From 6th April 2010, the retirement age for UK private and company pensions increased to age 55. This is the same retirement age rules for QROPS (Qualifying Recognized Overseas Pension Scheme) members, who transferred their UK pensions, within the 5 year reporting period.
For those pension members that reached age 50 (or more) by 5th April 2010, benefits could come into payment and remain in payment (providing payments started before 6th April 2010).
However, if you were drawing benefits pre 6th April 2010, in the form of USP (unsecured pension) and between the ages of over 50 but less than 55, transferring to another pension provider post 6th April 2010 – whether the scheme is another UK scheme or a QROPS – meant that an unauthorized payment charge would occur on the transfer amount.

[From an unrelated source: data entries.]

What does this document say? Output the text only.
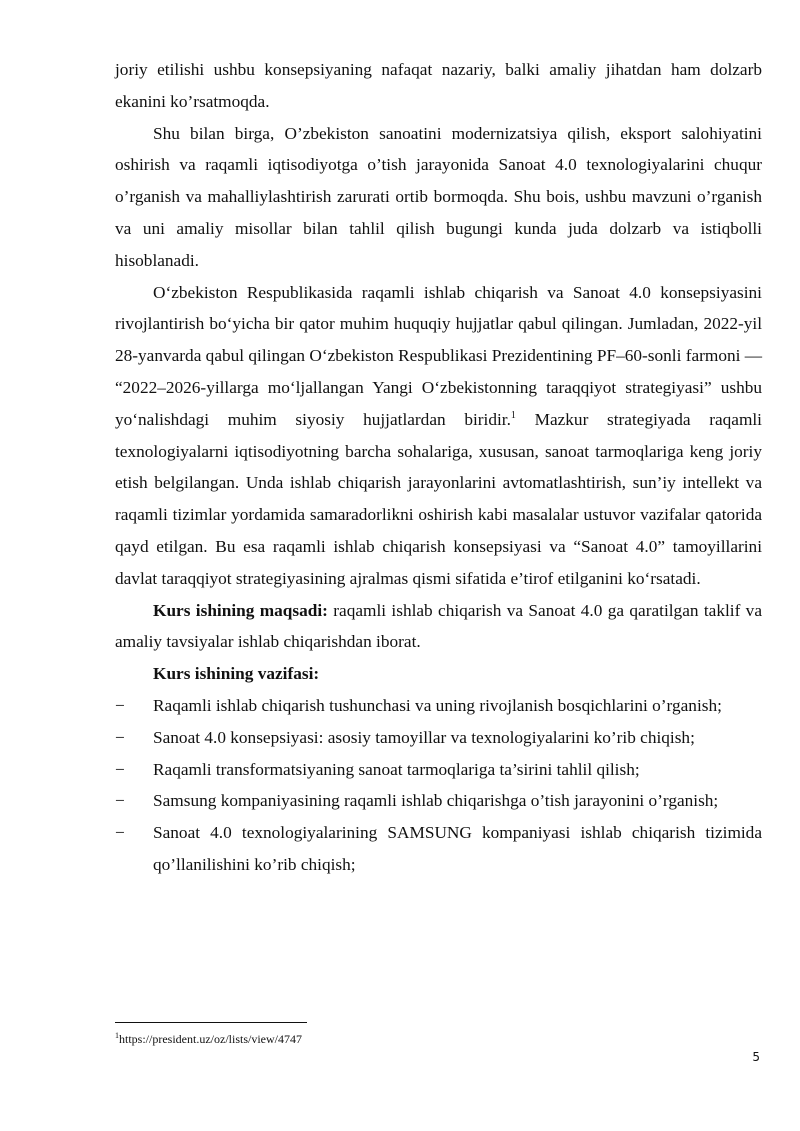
joriy etilishi ushbu konsepsiyaning nafaqat nazariy, balki amaliy jihatdan ham dolzarb ekanini ko’rsatmoqda.

Shu bilan birga, O’zbekiston sanoatini modernizatsiya qilish, eksport salohiyatini oshirish va raqamli iqtisodiyotga o’tish jarayonida Sanoat 4.0 texnologiyalarini chuqur o’rganish va mahalliylashtirish zarurati ortib bormoqda. Shu bois, ushbu mavzuni o’rganish va uni amaliy misollar bilan tahlil qilish bugungi kunda juda dolzarb va istiqbolli hisoblanadi.

O‘zbekiston Respublikasida raqamli ishlab chiqarish va Sanoat 4.0 konsepsiyasini rivojlantirish bo‘yicha bir qator muhim huquqiy hujjatlar qabul qilingan. Jumladan, 2022-yil 28-yanvarda qabul qilingan O‘zbekiston Respublikasi Prezidentining PF–60-sonli farmoni — “2022–2026-yillarga mo‘ljallangan Yangi O‘zbekistonning taraqqiyot strategiyasi” ushbu yo‘nalishdagi muhim siyosiy hujjatlardan biridir.$^1$ Mazkur strategiyada raqamli texnologiyalarni iqtisodiyotning barcha sohalariga, xususan, sanoat tarmoqlariga keng joriy etish belgilangan. Unda ishlab chiqarish jarayonlarini avtomatlashtirish, sun’iy intellekt va raqamli tizimlar yordamida samaradorlikni oshirish kabi masalalar ustuvor vazifalar qatorida qayd etilgan. Bu esa raqamli ishlab chiqarish konsepsiyasi va “Sanoat 4.0” tamoyillarini davlat taraqqiyot strategiyasining ajralmas qismi sifatida e’tirof etilganini ko‘rsatadi.

Kurs ishining maqsadi: raqamli ishlab chiqarish va Sanoat 4.0 ga qaratilgan taklif va amaliy tavsiyalar ishlab chiqarishdan iborat.

Kurs ishining vazifasi:

− Raqamli ishlab chiqarish tushunchasi va uning rivojlanish bosqichlarini o’rganish;
− Sanoat 4.0 konsepsiyasi: asosiy tamoyillar va texnologiyalarini ko’rib chiqish;
− Raqamli transformatsiyaning sanoat tarmoqlariga ta’sirini tahlil qilish;
− Samsung kompaniyasining raqamli ishlab chiqarishga o’tish jarayonini o’rganish;
− Sanoat 4.0 texnologiyalarining SAMSUNG kompaniyasi ishlab chiqarish tizimida qo’llanilishini ko’rib chiqish;
$^1$https://president.uz/oz/lists/view/4747
5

HMRC subsequently relaxed the interpretation of the rules and announced that a transfer in USP, between the ages of 50 and 55, from one UK provider to another UK provider (or a QROPS) would not receive an unauthorized payment charge but any continuing drawdown or annuity income paid to the member, from the new provider, would be subject to an unauthorized payment charge.
In a note, published last Friday 2nd July 2010, HMRC has stated that it intends to bring forward regulations to remove the unauthorized payment charge admitting that it was an unintentional consequence of the change in retirement age rules.
Furthermore, HMRC plans to backdate the regulations to cover transfers made on or after 6th April 2010.
This is good news for UK expat pension members, who are in the affected age bracket, who are in USP and looking to transfer to QROPS.